My data entry roles (which, to be clear, also always entailed handling, scanning, and boxing up endless bankers’ boxes of paperwork) were the most blue-collar of the white-collar jobs I’ve had. I know the difference, of course—in my twenties, I was also an office cleaner, worked on a factory floor, and drove a forklift. But all this is to say I don’t pine to go back to data entry, even if it was an option.
But I did carry something away from those jobs, something that sets me apart from some of my colleagues: I love to type.
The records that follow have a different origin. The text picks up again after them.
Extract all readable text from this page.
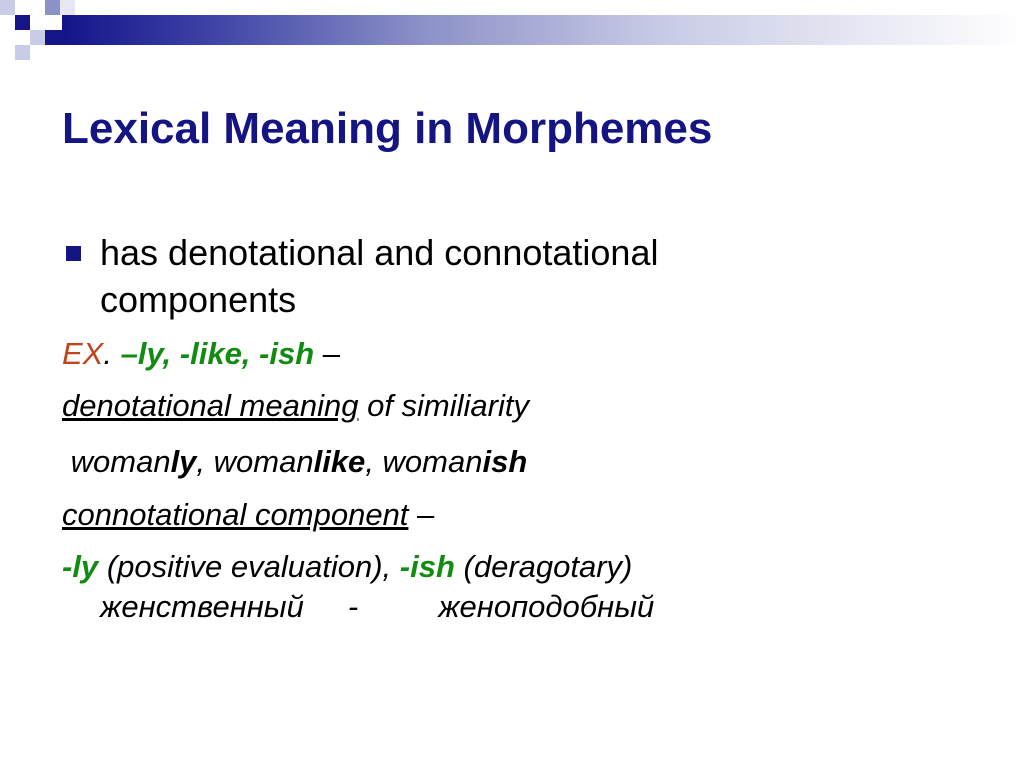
Lexical Meaning in Morphemes
has denotational and connotational components
EX. –ly, -like, -ish –
denotational meaning of similiarity
womanly, womanlike, womanish
connotational component –
-ly (positive evaluation), -ish (deragotary)
женственный -	женоподобный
I love the sound and feel of a good keyboard. Hell, I love typing on an adequate keyboard. Because of the vagaries of my weird job and techy hobbies, I touch ten different keyboards over the course of a week. They range from the flat-and-thin Surface Pro Type Cover to a clicky mechanical Logitech with Cherry MX switches; from the deafening clack of my Unicomp Model M to the nearly-silent squishy keys of the Incase Wired Desktop 600; from the Apple MacBook Air to an HP corporate fleet machine whose model name I just checked and already forgot in the course of typing this sentence. I type on a dizzying array of keyboards and I love using them all, with the possible exception of a Lenovo I have for work. Among other sins, it has the effin’ FN key in the wrong place.
I don’t mind other forms of text input. As I type these words, I am not only sitting in an office with seven of the aforementioned ten keyboards, but also three different devices with styluses. Every laptop, tablet, and phone in the house can take voice input. But given my druthers, I would rather type. And type on a full keyboard, at that. I can type with my thumbs (though if you look at the edit history of my posts on Mastodon, this is debatable). However, even just to text my wife, I will put up with Microsoft’s buggy PhoneLink application on my Surface or use my weird Universal Foldable Keyboard if either one is in reach.
I get the sense for many, even many whose job entails writing or coding or doing some other sort of input, that typing is a barrier. At best, it's an incidental part of the process. It is a necessary but annoying interface between brain and computer, between intent and outcome. And this is understandable—it is physical labor, after all, and it takes time. A person who can type 40 to 60 words a minute can usually speak 150, which suggests thinking easily outpaces typing.
But I love that labor, the act itself. I find it pleasurable. Relaxing. I don’t ever sit down just to type for typing’s sake (although reading these essays, you may feel differently). However, when I was finishing up my degree in 2020, I discovered that if I was procrastinating starting an assignment, just opening up a web page of classic Lorem ipsum text and typing it into my document for a few minutes would put me in the right frame of mind to start working for real.
There’s something about these modern careers of emails and spreadsheets and group chats and Zoom calls that is decidedly noncorporeal. Even as digital storage and the cloud make saving everything possible, it all seems unreal, ephemeral. I don’t print or mail or handle much physical material anymore. Maybe that’s part of the appeal of typing—as I pound the keys, annoying my officemates with the 1980s racket of my Model M, I am doing something physical as well as digital.
And that's why, even though it’s no longer my job, typing is still my business. And you can pry the keyboard out of my cold, dead hands.